Some of the most sought-after of wild mushrooms are the sweet and nutty Boletus edulis and allies, often referred to by the Italian common name porcini. Dentinger has been studying porcini for over 10 years and knew that if the porcini in this packet originated in China, they were likely to be made up of unnamed species. But how many species could be detected in the packet and how quickly could diagnosing and describing them be accomplished?

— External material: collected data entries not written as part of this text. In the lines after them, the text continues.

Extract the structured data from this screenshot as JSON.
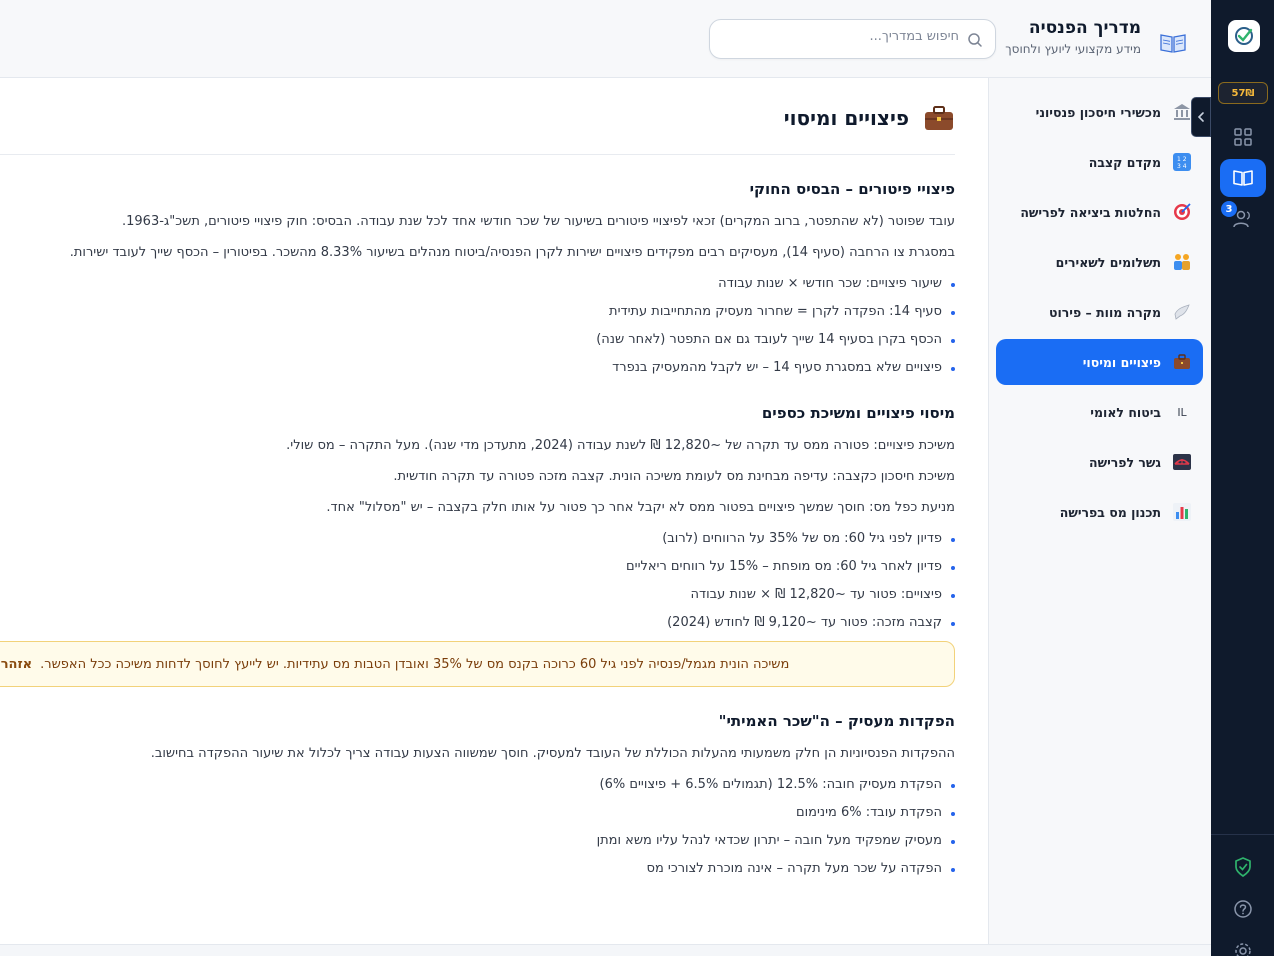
{
  "header": {
    "brand_title": "מדריך הפנסיה",
    "brand_subtitle": "מידע מקצועי ליועץ ולחוסך",
    "search_placeholder": "חיפוש במדריך..."
  },
  "rail": {
    "badge": "57₪",
    "notification_count": "3"
  },
  "sidebar": {
    "items": [
      {
        "label": "מכשירי חיסכון פנסיוני",
        "icon": "bank-icon"
      },
      {
        "label": "מקדם קצבה",
        "icon": "numbers-icon"
      },
      {
        "label": "החלטות ביציאה לפרישה",
        "icon": "target-icon"
      },
      {
        "label": "תשלומים לשאירים",
        "icon": "family-icon"
      },
      {
        "label": "מקרה מוות – פירוט",
        "icon": "dove-icon"
      },
      {
        "label": "פיצויים ומיסוי",
        "icon": "briefcase-icon",
        "active": true
      },
      {
        "label": "ביטוח לאומי",
        "icon": "il-icon",
        "icon_text": "IL"
      },
      {
        "label": "גשר לפרישה",
        "icon": "bridge-icon"
      },
      {
        "label": "תכנון מס בפרישה",
        "icon": "bar-chart-icon"
      }
    ]
  },
  "page": {
    "title": "פיצויים ומיסוי"
  },
  "section1": {
    "heading": "פיצויי פיטורים – הבסיס החוקי",
    "p1": "עובד שפוטר (לא שהתפטר, ברוב המקרים) זכאי לפיצויי פיטורים בשיעור של שכר חודשי אחד לכל שנת עבודה. הבסיס: חוק פיצויי פיטורים, תשכ\"ג-1963.",
    "p2": "במסגרת צו הרחבה (סעיף 14), מעסיקים רבים מפקידים פיצויים ישירות לקרן הפנסיה/ביטוח מנהלים בשיעור 8.33% מהשכר. בפיטורין – הכסף שייך לעובד ישירות.",
    "bullets": [
      "שיעור פיצויים: שכר חודשי × שנות עבודה",
      "סעיף 14: הפקדה לקרן = שחרור מעסיק מהתחייבות עתידית",
      "הכסף בקרן בסעיף 14 שייך לעובד גם אם התפטר (לאחר שנה)",
      "פיצויים שלא במסגרת סעיף 14 – יש לקבל מהמעסיק בנפרד"
    ]
  },
  "section2": {
    "heading": "מיסוי פיצויים ומשיכת כספים",
    "p1": "משיכת פיצויים: פטורה ממס עד תקרה של ~12,820 ₪ לשנת עבודה (2024, מתעדכן מדי שנה). מעל התקרה – מס שולי.",
    "p2": "משיכת חיסכון כקצבה: עדיפה מבחינת מס לעומת משיכה הונית. קצבה מזכה פטורה עד תקרה חודשית.",
    "p3": "מניעת כפל מס: חוסך שמשך פיצויים בפטור ממס לא יקבל אחר כך פטור על אותו חלק בקצבה – יש \"מסלול\" אחד.",
    "bullets": [
      "פדיון לפני גיל 60: מס של 35% על הרווחים (לרוב)",
      "פדיון לאחר גיל 60: מס מופחת – 15% על רווחים ריאליים",
      "פיצויים: פטור עד ~12,820 ₪ × שנות עבודה",
      "קצבה מזכה: פטור עד ~9,120 ₪ לחודש (2024)"
    ]
  },
  "warning": {
    "label": "אזהרה:",
    "text": "משיכה הונית מגמל/פנסיה לפני גיל 60 כרוכה בקנס מס של 35% ואובדן הטבות מס עתידיות. יש לייעץ לחוסך לדחות משיכה ככל האפשר."
  },
  "section3": {
    "heading": "הפקדות מעסיק – ה\"שכר האמיתי\"",
    "p1": "ההפקדות הפנסיוניות הן חלק משמעותי מהעלות הכוללת של העובד למעסיק. חוסך שמשווה הצעות עבודה צריך לכלול את שיעור ההפקדה בחישוב.",
    "bullets": [
      "הפקדת מעסיק חובה: 12.5% (תגמולים 6.5% + פיצויים 6%)",
      "הפקדת עובד: 6% מינימום",
      "מעסיק שמפקיד מעל חובה – יתרון שכדאי לנהל עליו משא ומתן",
      "הפקדה על שכר מעל תקרה – אינה מוכרת לצורכי מס"
    ]
  }
}
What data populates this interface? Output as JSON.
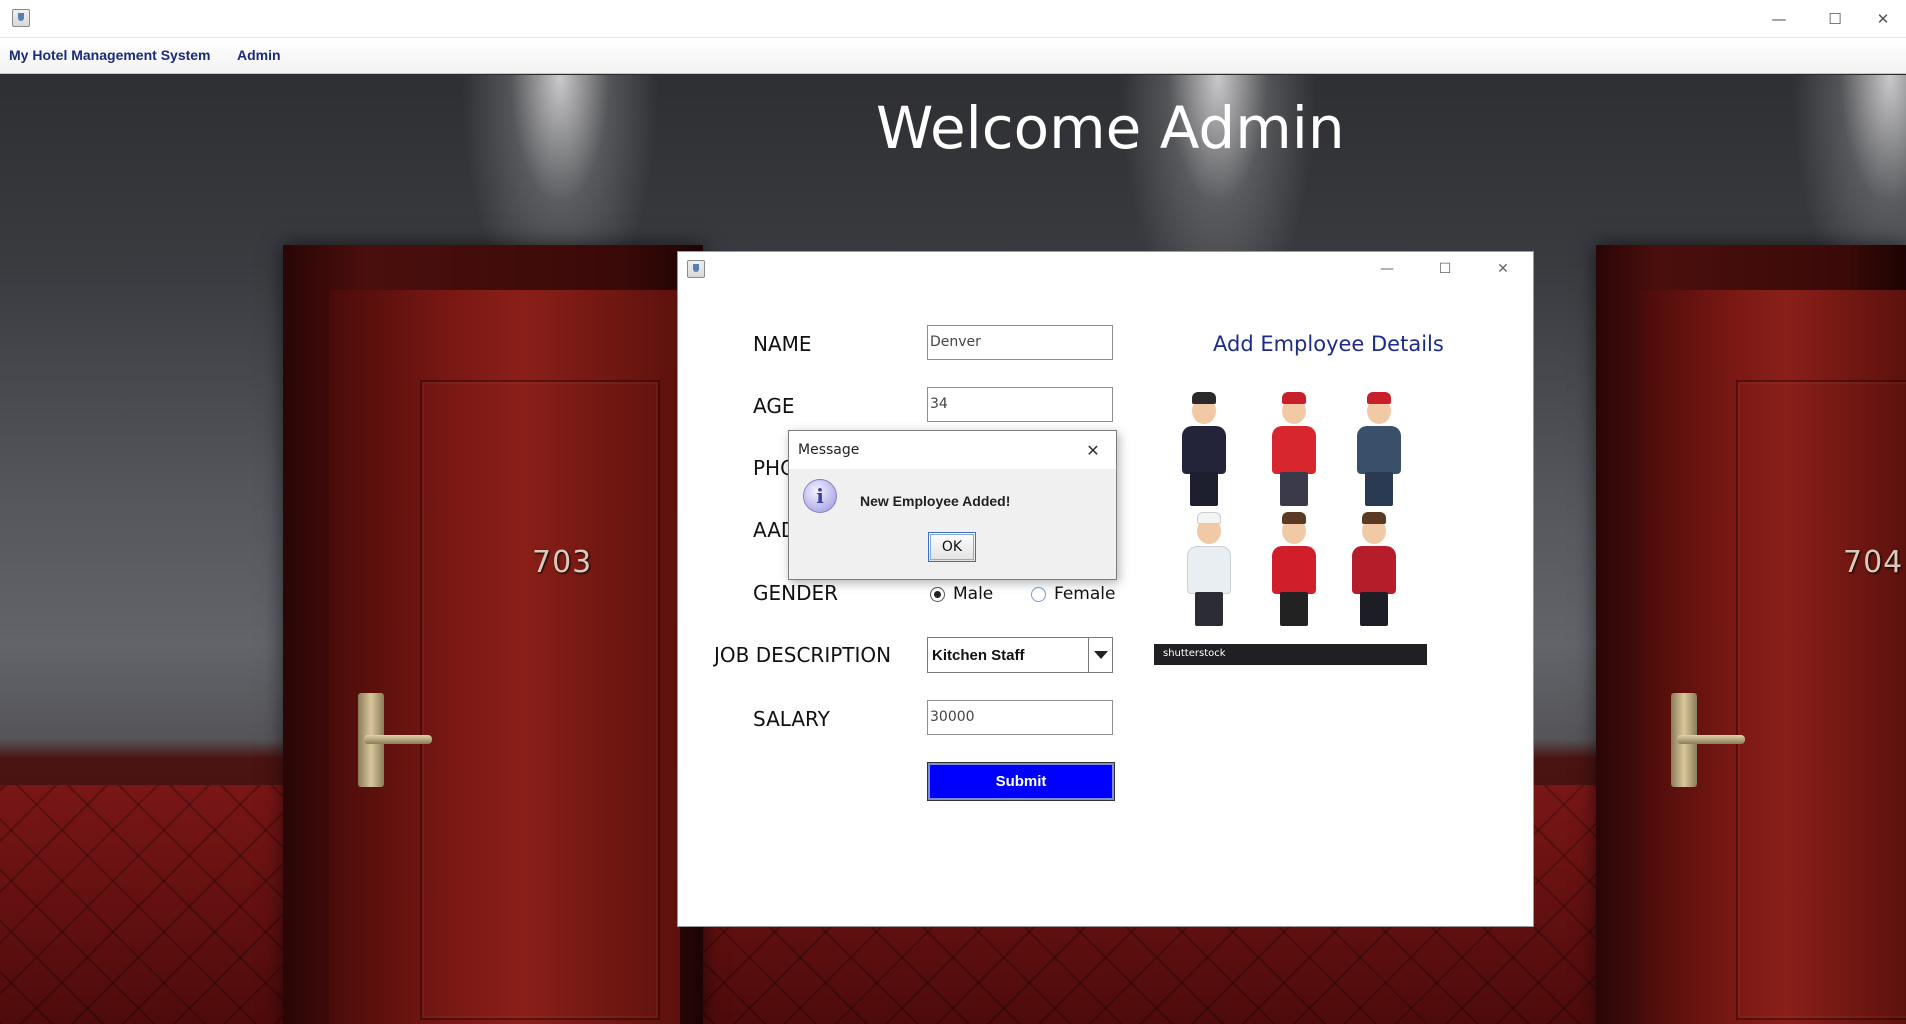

Drs Dentinger and Suz arbitrarily selected 15 pieces of mushroom from the packet and sequenced the fungal DNA barcode region for each. They then compared these sequences to sequences in the International Nucleotide Sequence Database and classified them based on evolutionary relationships. This revealed three distinct species, none of which were known to science, or had scientific names. To expedite the formal naming process required by the International Code of Nomenclature for algae, fungi and plants, the researchers used a rapid e-publishing tool that facilitates immediate name registration and species diagnosis to satisfy the rules of the Code.
"This study demonstrates that the whole procedure, from unknown mushrooms to names, can be done rapidly – we did this in under a week, but if push came to shove, it could be done in a day" said Dentinger.
Hundreds of thousands of tons of porcini are collected from the wild and sold around the world every year, most of it ending up in Europe and North America. Although typically composed of five well-known species native to these regions (B. aereus, B. edulis, B. pinophilus, B. reticulatus, B. rex-veris), around half of all porcini traded in Europe originates in China.
These porcini, typically collected from the wild in Yunnan province, have been exported to Europe since the 1970s yet until last December, none of them had scientific names. The researchers named them with Chinese epithets referring to local common names for porcini (Boletus meiweiniuganjun, Boletus bainiugan) and the Chinese word for 'edible' (Boletus shiyong).
As Dr Dentinger put it, "our results demonstrate just how ubiquitous unknown fungal diversity is – it can literally be found right under our noses."
The researchers hope that by demonstrating the rapid identification and naming of new Fungi species in this way, others in the community will be inspired to continue the important work of identifying new Fungi species before they get eaten....errrr, disappear.